Simulation of the (vapor + liquid) equilibria of binary mixtures of benzene, cyclohexane, and hydrogen

Abstract

Molecular simulations of the (vapor+liquid) equilibria (VLE) for benzene, cyclohexane, and (benzene+hydrogen) and (cyclohexane+hydrogen) were carried out using the Gibbs-ensemble Monte Carlo method with configurational bias. The Buckingham exponential six (exp-6) potential was used for the site–site interactions with no binary interaction parameters; benzene and cyclohexane were described with six interaction sites, and hydrogen with a single site. Simulation results, density, pressure, and vaporization enthalpy for benzene and cyclohexane were in reasonable agreement with experimental data, but critical pressures obtained from extrapolation of the VLE results did not match the experimental values.

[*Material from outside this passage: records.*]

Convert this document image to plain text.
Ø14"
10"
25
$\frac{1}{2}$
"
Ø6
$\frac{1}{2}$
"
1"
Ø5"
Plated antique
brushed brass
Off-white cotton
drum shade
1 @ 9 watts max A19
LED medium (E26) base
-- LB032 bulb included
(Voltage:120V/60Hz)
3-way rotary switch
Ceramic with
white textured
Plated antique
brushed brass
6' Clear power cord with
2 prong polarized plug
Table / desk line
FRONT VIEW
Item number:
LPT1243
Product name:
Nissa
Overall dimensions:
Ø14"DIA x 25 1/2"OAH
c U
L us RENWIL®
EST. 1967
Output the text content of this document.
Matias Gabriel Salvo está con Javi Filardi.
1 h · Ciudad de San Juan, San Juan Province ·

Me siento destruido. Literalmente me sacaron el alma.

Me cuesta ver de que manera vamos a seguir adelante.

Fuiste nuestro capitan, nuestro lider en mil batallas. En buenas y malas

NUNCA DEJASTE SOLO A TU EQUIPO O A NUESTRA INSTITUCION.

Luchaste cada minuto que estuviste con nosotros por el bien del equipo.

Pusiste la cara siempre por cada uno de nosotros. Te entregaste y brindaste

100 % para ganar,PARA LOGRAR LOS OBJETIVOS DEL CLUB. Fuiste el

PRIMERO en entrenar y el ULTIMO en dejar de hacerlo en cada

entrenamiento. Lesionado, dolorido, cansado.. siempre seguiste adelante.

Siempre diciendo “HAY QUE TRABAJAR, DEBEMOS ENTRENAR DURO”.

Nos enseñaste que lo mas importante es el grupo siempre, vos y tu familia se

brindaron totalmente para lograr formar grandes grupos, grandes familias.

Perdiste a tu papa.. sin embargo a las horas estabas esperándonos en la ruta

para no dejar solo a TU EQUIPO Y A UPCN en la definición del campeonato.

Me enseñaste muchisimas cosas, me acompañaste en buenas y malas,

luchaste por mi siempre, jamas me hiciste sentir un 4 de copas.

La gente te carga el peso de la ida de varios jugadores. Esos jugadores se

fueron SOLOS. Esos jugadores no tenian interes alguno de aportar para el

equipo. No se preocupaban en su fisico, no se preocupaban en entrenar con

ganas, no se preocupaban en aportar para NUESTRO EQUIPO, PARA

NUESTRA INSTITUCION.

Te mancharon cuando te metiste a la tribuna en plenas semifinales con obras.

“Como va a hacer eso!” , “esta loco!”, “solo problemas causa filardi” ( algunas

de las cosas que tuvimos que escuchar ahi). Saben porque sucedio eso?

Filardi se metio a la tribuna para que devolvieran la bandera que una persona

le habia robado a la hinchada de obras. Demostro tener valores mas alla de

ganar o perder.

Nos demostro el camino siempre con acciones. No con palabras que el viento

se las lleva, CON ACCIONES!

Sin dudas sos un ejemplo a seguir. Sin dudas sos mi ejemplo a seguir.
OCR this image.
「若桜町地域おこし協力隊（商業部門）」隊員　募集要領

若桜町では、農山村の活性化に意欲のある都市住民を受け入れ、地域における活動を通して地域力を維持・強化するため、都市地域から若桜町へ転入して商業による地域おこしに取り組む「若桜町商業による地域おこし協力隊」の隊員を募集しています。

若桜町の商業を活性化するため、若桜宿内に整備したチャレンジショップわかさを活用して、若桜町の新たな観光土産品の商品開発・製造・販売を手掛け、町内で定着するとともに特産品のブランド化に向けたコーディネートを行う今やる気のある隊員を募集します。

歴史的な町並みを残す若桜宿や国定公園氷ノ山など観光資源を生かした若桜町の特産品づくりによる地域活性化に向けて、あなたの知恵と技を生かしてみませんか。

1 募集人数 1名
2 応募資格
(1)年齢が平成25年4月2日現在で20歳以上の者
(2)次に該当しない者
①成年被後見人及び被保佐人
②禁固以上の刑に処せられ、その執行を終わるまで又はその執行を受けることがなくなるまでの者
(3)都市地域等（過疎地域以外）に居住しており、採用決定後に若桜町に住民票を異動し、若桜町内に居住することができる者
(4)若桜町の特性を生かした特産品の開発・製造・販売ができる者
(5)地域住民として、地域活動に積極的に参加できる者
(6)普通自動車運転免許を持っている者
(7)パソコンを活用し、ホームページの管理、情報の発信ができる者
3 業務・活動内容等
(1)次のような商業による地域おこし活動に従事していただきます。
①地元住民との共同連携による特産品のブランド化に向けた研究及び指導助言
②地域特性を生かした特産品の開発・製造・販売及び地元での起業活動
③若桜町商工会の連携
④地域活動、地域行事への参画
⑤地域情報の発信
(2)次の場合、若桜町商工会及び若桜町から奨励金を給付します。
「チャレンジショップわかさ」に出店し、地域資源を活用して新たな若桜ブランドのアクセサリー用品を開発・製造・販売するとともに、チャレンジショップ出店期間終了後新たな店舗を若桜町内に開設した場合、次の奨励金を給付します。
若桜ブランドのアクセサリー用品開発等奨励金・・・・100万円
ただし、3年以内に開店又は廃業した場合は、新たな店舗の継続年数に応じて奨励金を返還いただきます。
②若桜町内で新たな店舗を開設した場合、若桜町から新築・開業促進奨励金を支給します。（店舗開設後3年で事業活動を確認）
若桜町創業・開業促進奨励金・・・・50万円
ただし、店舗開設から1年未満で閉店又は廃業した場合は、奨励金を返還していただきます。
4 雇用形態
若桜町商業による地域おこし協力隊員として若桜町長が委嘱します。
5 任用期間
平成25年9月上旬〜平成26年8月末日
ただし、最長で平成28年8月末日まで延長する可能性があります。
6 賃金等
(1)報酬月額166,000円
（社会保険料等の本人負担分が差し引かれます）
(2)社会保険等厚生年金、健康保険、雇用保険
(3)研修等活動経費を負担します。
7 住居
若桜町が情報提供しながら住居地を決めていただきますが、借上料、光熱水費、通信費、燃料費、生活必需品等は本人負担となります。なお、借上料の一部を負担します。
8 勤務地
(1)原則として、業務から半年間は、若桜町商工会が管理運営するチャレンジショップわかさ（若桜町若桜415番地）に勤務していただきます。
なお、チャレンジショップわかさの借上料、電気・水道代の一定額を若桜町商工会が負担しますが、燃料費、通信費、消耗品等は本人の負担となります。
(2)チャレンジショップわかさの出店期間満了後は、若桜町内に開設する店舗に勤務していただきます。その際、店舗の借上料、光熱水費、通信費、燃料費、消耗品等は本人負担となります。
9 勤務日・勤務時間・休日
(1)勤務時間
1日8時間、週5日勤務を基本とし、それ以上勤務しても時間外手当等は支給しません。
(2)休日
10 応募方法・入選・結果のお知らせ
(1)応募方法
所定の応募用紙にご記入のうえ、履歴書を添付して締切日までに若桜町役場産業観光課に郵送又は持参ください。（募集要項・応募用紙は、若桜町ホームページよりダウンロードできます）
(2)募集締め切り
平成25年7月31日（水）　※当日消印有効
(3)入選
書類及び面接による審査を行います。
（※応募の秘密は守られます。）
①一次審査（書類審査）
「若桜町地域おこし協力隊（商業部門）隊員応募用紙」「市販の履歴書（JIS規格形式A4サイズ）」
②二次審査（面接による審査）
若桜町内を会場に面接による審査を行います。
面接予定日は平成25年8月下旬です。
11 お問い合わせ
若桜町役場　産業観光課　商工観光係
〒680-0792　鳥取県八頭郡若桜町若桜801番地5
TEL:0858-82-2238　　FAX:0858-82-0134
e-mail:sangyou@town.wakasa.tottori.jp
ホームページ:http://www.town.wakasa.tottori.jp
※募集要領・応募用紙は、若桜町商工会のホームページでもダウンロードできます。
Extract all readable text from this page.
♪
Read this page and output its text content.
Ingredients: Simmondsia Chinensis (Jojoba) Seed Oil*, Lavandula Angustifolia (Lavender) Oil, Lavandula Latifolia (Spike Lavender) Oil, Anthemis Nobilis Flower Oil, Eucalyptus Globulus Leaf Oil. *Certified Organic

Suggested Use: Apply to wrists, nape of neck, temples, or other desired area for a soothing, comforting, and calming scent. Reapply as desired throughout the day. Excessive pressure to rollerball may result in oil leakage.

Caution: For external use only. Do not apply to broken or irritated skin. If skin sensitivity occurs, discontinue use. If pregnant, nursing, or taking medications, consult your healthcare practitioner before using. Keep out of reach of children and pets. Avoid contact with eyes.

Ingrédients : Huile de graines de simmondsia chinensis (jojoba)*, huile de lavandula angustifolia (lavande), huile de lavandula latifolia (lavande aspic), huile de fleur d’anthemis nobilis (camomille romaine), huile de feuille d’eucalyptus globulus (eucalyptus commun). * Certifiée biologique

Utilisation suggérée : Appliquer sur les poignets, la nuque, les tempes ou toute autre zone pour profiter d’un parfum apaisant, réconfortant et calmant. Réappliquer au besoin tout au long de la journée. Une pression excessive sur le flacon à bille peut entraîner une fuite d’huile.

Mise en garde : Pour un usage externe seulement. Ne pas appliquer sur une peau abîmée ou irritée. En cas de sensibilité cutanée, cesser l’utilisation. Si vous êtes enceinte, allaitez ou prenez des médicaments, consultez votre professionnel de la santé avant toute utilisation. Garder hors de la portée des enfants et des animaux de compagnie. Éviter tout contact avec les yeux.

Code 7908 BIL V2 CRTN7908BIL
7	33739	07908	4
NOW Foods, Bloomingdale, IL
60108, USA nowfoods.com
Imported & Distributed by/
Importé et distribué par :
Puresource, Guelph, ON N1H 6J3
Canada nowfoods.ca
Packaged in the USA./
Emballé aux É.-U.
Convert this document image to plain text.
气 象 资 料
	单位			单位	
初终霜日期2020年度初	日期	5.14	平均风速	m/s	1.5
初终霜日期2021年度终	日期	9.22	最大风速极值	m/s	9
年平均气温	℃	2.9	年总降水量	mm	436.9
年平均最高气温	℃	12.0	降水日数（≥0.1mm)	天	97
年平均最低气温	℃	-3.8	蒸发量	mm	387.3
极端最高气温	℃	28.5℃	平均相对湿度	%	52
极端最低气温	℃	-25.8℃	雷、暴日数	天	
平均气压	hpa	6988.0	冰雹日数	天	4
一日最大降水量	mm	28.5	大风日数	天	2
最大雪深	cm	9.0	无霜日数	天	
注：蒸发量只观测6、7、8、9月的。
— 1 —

For (benzene+hydrogen) and (cyclohexane+hydrogen) mixtures mole fractions from simulation were compared with experimental data, the results for liquid phase were in closer agreement with experiment than the results for vapor phase. For the mixtures, results from the PSRK equation of state (PSRK-EOS) predicted the mole fractions for both phases, also vapor densities from molecular simulation were in close agreement with PSRK-EOS. Additionally, the Henry’s law constant (KH) for hydrogen was calculated in separate simulations using test particle insertions, and qualitative agreement with values from experimental VLE data was obtained. For the (benzene+hydrogen) system KH results from PSRK-EOS were closer to experiment than the results from simulation, but, for the (cyclohexane+hydrogen) system results from both methods had similar deviations from experiment. The results for pure substance and mixtures indicate that the combination of the three molecular models used for benzene, cyclohexane, and hydrogen is valid for the simulation of the VLE of their mixtures.